Shifts Healthy Families to Medi-Cal at a higher cost for taxpayers: The proposal eliminates the cost-effective and successful Healthy Families health care program by shifting more than 880,000 children from Healthy Families to Medi-Cal. By doing this, the state will save $13 million but will also lose more than nine times that amount by not being able to draw down $154 million in federal funding. Healthy Families has low administrative costs ($50 per client) and is overseen by just 600 workers in a private firm. Medi-Cal employs 27,000 government workers to determine eligibility, at a cost of $395 per recipient.

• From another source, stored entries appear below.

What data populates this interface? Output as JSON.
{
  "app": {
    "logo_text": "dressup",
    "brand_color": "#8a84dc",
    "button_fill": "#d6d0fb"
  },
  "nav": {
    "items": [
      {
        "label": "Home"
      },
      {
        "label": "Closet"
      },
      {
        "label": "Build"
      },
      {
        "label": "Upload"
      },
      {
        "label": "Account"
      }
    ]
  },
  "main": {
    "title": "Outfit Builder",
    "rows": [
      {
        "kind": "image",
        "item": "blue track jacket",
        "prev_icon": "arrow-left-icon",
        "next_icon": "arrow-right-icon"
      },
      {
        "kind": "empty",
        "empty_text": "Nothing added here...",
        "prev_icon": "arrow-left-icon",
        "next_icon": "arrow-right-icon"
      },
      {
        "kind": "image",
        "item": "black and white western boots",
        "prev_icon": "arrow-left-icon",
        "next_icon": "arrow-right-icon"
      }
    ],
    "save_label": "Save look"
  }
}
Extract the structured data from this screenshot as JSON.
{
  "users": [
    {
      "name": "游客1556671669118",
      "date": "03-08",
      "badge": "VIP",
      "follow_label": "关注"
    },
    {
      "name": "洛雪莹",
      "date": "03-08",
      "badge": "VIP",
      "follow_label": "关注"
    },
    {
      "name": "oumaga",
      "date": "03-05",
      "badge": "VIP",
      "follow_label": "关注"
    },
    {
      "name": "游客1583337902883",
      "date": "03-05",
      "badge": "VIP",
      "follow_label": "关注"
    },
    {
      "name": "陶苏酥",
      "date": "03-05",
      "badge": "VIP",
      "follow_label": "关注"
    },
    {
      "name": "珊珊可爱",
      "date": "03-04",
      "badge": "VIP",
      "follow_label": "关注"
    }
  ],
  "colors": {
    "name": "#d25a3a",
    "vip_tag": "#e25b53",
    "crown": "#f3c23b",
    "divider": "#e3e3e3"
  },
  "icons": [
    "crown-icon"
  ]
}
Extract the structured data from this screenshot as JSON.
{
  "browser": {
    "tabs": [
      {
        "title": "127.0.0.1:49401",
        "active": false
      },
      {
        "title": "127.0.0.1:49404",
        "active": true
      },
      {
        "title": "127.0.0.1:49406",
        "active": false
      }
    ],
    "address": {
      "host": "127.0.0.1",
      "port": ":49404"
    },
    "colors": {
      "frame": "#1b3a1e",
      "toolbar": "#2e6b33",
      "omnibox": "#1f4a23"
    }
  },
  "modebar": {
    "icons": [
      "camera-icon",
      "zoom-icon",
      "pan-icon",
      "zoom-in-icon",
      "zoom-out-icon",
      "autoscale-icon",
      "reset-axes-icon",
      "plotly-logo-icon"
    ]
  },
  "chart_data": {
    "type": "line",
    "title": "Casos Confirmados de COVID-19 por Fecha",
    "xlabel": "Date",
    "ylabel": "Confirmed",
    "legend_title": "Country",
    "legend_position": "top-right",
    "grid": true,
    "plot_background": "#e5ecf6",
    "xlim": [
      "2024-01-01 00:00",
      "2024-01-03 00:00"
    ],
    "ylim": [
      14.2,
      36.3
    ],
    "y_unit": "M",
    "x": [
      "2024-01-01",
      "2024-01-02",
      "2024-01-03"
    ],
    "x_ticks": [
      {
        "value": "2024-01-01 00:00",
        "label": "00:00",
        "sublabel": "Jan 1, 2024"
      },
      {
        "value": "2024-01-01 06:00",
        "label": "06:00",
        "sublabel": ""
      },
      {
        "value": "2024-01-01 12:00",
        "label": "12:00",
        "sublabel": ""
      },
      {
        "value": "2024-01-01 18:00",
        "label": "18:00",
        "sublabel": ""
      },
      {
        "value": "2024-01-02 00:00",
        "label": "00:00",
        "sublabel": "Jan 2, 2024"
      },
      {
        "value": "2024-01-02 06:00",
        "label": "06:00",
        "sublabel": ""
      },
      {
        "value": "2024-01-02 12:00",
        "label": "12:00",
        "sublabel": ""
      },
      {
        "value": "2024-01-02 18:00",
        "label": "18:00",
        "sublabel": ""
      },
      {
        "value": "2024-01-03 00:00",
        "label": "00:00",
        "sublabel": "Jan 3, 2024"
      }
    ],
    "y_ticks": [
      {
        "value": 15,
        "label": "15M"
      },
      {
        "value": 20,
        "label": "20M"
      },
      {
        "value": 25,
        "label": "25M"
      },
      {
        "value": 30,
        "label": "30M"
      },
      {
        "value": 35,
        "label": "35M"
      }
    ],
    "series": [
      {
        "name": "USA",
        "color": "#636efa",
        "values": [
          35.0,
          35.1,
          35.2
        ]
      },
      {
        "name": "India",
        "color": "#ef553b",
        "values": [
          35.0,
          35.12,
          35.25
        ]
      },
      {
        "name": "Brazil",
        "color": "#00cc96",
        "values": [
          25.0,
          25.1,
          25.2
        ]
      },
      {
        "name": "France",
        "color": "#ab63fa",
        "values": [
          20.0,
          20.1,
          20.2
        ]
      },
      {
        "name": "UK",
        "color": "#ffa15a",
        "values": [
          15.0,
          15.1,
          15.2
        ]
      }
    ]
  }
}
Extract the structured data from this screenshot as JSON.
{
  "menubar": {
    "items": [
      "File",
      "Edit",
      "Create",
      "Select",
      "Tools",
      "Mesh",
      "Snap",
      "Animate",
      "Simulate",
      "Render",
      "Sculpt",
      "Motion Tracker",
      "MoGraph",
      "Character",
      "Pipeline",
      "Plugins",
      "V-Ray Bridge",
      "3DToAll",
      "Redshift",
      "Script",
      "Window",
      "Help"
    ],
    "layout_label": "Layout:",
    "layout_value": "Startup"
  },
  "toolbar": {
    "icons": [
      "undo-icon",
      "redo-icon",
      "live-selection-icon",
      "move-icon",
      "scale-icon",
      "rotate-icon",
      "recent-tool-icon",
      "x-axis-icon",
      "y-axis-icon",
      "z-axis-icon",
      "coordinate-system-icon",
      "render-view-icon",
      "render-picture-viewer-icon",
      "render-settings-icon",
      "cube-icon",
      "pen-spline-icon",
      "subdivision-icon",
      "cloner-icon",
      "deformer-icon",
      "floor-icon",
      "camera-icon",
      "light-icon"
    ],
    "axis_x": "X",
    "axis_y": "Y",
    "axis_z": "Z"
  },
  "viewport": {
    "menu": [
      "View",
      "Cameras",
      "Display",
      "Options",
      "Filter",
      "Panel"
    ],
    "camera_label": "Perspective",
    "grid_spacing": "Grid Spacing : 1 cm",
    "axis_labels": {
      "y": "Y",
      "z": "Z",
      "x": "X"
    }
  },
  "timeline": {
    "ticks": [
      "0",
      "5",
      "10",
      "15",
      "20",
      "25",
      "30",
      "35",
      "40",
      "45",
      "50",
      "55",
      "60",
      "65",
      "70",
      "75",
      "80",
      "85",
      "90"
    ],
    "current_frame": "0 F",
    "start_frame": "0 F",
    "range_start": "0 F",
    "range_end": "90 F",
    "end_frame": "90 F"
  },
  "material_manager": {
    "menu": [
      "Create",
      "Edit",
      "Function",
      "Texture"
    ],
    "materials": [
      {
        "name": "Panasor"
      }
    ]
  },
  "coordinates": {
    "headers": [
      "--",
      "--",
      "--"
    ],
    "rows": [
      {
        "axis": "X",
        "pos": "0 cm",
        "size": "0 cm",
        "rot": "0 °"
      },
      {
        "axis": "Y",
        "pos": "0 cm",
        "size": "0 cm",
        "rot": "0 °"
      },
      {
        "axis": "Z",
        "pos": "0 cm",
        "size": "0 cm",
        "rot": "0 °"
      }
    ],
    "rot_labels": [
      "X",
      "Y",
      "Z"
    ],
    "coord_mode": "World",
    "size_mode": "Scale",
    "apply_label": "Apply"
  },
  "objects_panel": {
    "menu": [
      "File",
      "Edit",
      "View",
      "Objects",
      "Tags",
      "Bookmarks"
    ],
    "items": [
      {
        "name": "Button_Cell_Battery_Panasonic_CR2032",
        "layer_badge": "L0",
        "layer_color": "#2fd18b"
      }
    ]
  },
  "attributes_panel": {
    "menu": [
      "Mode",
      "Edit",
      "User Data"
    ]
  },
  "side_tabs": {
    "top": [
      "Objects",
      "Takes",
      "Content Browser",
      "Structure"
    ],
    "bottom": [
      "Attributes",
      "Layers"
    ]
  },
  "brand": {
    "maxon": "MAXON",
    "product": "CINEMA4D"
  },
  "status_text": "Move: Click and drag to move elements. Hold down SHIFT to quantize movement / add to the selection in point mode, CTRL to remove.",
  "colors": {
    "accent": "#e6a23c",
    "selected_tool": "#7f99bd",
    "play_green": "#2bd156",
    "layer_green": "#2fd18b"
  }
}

Plays politics with the initiative process: SB 1039 moves the Governor's tax initiative up to the top of the ballot even though the Governor's initiative qualified tenth. This would separate the Governor's tax initiative from competing tax proposals. In addition, if the Governor's tax initiative fails, the trigger cuts - 99 percent of which are aimed at education - would still be pulled, even if the other major tax increase initiative which sends money directly to schools passes.
Makes it easier for dangerous felons to be let out of jail early: The Governor's public safety realignment scheme is worsened by reducing parolee accountability. In addition, the majority-vote budget paves the way for early release by ending the practice of bail monitoring. Many female inmates will likely be granted early release and felons caught carrying a hidden explosive device will no longer serve their sentence in state prison. The proposal also shortchanges public safety realignment funding for non-urban counties, in order to give more money to urban areas. Instead of allocating funding based on the costs to house state inmates in county jails, this bill will prioritize funding for counties that focus on diversion programs. Sheriffs in the counties that lose funding will have no choice but to grant early release.
Protects public employee unions: The proposal requires public employees do work that is currently being done by private employees including preventing the University of California from contracting out with private firms and rejects Governor Brown's pension reform plan.
Relies on Passage of an $8.5 Billion Tax Increase Would Hurt Small Businesses: The Democrat budget relies on voter approval of an $8.5 billion tax increase that is far from certain. It would raise California's highest Personal Income Tax rate by up to 30%, which if enacted would be 21% higher than the next nearest state, raising concerns about California's ability to compete for high-paying jobs. Two-thirds of businesses - more than 2.7 million small business owners - file their taxes under the personal income tax system, and could be affected by this tax hike.